National Superhero Day, celebrated April 28th, honors heroes—real and fictional—who inspire others by making the world a better place. From comic book legends to everyday champions, the day recognizes those making a difference.
I don’t need luck. I have science! ~ The Hulk
Texas ChE Yang Gao, a post-doctoral scholar in the Keitz Group, uses extracellular electron transferring (EET) to enhance biochemistry study and improve human health. Their lab regularly employs Bunsen burners with a single open gas flame for heating, sterilization and combustion.
In Keitz’ lab, burners create and maintain a sterile field. The burner heat generates an updraft, directing airflow upward and preventing contaminants, such as dust or airborne particles, from settling into open cultures close to the flame. This ensures a controlled environment, reducing the risk of contamination.
The Bunsen burner, invented in 1852 by chemist Robert Bunsen and his lab assistant Peter Desaga at the University of Heidelberg, Germany, improved the simplicity of existing laboratory burner lamps, addressed flame temperature and adaptation to coal-gas fuel. The Bunsen has remained relatively unchanged, though its use poses modern hazards.
In 2018, The University of Delaware reported three fires from the use of burners in the lab when the hose cracked and escaping gas caught fire, and when a flame caught vaporized alcohol. While they caused minimal damage, the threat was real.
With great power comes great responsibility ~ Spider-Man
Recognizing the need for live-flame monitoring, Gao designed a sensor specifically adapted for their lab using mechanical engineering principles. Gao’s innovative sensor system–which was modified through a series of 3D-printed prototypes–enhances lab safety by allowing researchers to electronically monitor burner activity, especially handy when outside of the lab. No more at-home panic that the burner is still burning.

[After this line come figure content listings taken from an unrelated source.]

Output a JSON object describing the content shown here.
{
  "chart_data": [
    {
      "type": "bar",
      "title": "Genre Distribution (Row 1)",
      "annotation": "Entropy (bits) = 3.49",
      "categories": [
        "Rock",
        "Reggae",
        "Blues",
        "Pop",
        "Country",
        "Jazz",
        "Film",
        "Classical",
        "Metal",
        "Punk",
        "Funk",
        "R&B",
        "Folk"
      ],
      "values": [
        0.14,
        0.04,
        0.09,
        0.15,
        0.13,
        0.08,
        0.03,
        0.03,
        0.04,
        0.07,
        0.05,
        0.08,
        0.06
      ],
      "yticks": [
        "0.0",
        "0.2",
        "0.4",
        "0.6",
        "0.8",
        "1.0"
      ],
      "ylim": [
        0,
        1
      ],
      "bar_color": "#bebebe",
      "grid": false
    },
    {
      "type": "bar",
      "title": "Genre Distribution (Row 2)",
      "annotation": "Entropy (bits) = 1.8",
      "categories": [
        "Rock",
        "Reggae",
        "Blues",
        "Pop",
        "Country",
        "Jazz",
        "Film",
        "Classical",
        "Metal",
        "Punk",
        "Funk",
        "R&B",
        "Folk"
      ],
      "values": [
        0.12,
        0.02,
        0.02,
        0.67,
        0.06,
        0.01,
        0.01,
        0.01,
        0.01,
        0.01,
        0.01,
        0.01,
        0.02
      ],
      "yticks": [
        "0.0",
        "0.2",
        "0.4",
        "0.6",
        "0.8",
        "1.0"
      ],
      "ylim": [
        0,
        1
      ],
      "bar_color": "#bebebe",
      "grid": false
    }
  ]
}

Gao's first prototype featured a gas and motion sensor, housed in a 3D-printed body. However, the initial gas sensor could only detect methane when it was brought very close to the device. “Due to strong air circulation in our lab, the sensor struggled to capture methane emissions from the burner,” Gao confided. The portion connected to the burner initially applied an ultraviolet sensor, but due to its weak detective ability, he switched to a valve sensor. Through trial and error, the current product of Gao’s sensor involves a valve sensor, timer and a notification system.
Not All Heroes Wear Capes
By detecting methane leaks or incomplete combustion, Gao’s sensor could help prevent fire hazards, provide visual and audio alarms and reduce the risk of explosions on a larger scale. Real-time monitoring ensures any abnormal emissions are immediately detected, allowing for quick corrective action. And, by regulating gas usage and ensuring burners are turned off when not in use his sensor could improve energy efficiency by minimizing waste and lowering overall lab costs. Furthermore, the sensor contributes to better air quality by preventing unnecessary gas accumulation, creating a safer and healthier working environment for researchers and students.
On National Superhero Day, Gao’s continued mission to improve his lab’s efficiency emphasizes that of the most impactful superheroes, some are not in capes but in lab coats working quietly behind the scenes.